As a recognized psychotherapeutic practice, expressive arts therapy is fairly new. My sense of it is that it really began to take off in the '70s. In her book The Creative Connection, Natalie Rogers, internationally known psychologist and expressive arts therapist, states that, "part of the psychotherapeutic process is to awaken the creative life-force energy. Thus, creativity and therapy overlap." In practices where therapists were helping people express deep, possibly buried, emotion, it became apparent that creative activities such as journal writing, dance, improvisational drama, sculpture, painting and drawing were far more productive than just talk.
It is important to note that in expressive arts therapy, the focus is taken off the product; it's the process that counts. You don't have to be an Artist, you're not producing anything you're going to try to sell (although you may be surprised with the quality of the results). The important thing is to enjoy the process of creating and let it open up new patterns for you. Miriam states that "the expressive arts can help provide an opportunity to create new experiences beyond habitual patterns and can foster renewed ability to relax."
The practice has a broad range of applicability, and Miriam and her partner offer therapy to individuals, groups, families and children dealing with issues of grief, depression and personality disorders, to name a few. For myself, I recognized its possibilities for children immediately, when I visited her office with my 2-year-old. He was happily absorbed with her sandbox and shelves and shelves of little toys while she and I chatted for a good half-hour. Another intriguing project she's got going is a workshop in Israel, which will bring together Palestinian and Israeli women political activists in order to "stimulate new forms of self-understanding and communication."

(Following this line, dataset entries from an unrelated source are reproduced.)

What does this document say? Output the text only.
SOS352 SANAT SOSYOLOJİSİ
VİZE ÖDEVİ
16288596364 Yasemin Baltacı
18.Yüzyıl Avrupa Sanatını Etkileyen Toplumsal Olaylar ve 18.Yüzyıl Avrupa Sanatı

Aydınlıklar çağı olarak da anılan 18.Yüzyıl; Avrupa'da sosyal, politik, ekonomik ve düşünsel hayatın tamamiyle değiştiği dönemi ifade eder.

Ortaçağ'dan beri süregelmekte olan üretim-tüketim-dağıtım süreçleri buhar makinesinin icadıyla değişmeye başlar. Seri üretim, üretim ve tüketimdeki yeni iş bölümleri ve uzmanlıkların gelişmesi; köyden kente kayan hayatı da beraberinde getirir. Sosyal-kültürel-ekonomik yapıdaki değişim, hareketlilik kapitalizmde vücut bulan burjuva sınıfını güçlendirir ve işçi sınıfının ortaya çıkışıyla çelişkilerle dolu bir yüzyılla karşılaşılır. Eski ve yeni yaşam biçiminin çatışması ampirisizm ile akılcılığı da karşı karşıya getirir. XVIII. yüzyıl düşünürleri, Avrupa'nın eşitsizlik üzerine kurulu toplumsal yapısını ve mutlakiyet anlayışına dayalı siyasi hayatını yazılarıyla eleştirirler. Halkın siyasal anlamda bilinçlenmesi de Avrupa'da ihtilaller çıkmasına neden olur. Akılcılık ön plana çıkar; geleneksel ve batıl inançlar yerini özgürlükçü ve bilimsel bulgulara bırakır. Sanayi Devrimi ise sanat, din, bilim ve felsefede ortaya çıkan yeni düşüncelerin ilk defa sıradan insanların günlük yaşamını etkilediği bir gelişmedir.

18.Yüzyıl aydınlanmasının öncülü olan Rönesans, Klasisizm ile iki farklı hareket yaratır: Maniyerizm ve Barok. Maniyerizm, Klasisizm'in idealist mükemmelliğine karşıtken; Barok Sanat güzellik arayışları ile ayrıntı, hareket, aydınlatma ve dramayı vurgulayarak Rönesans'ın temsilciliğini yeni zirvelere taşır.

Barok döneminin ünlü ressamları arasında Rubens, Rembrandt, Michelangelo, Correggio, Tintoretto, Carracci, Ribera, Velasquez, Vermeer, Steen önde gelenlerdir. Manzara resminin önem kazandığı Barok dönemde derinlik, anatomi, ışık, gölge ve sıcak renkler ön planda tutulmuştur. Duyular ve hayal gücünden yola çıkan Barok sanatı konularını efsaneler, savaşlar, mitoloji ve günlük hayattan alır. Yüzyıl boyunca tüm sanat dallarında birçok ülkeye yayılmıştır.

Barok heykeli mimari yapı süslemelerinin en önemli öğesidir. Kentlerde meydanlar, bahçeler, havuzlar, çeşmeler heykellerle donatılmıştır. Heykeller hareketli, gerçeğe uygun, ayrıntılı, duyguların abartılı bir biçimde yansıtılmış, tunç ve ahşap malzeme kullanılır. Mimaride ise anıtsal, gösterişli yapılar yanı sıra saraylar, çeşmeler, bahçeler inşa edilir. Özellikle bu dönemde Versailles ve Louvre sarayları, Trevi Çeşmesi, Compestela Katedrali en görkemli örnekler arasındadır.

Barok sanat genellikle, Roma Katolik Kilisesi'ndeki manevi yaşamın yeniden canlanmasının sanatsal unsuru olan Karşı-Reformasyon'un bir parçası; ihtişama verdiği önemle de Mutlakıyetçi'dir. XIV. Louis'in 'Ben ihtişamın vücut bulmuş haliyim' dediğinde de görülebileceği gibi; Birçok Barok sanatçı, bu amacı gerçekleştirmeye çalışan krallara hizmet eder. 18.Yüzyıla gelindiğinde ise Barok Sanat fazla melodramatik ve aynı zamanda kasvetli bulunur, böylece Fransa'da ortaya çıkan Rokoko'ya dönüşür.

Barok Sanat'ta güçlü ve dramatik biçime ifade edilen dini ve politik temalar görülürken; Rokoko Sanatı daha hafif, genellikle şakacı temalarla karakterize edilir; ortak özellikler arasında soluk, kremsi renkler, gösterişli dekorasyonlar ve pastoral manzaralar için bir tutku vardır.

So what will the HSU workshop on Saturday and Sunday, Feb. 18 and 19, be like? (Call the Extended Ed office now to register.) What can one expect? It's not that easy to describe. Because it's participant-driven, it morphs every time Miriam does one, depending on the dynamic of those who show up. But here's a rough outline.
Day One will start with introductions and building "group safety." Since we're talking about expressing ourselves, it's important to establish some trust. Then you'll move onto some body awareness exercises to get you out of your head and into your body. The themes for the weekend are "renewal and self-nourishment," and you'll be working with writing, movement and visual arts to express these themes.
On Day Two, you'll learn more about the expressive arts process as a tool for self-healing. You'll write about your experience and create your own unique plan for self-care. Thus, the workshop is helpful in the long term, as you can start using the things you learn in your everyday life. Finally, there will be a period for feedback and reflections on the workshop.
In my mind, this is a way for those who don't think of themselves as artists to benefit from the healthful and rejuvenating properties of the creative process. All of those "I don't have a creative bone in my body" types can start to recognize their own artistic side and reap the benefits of creativity in their daily lives.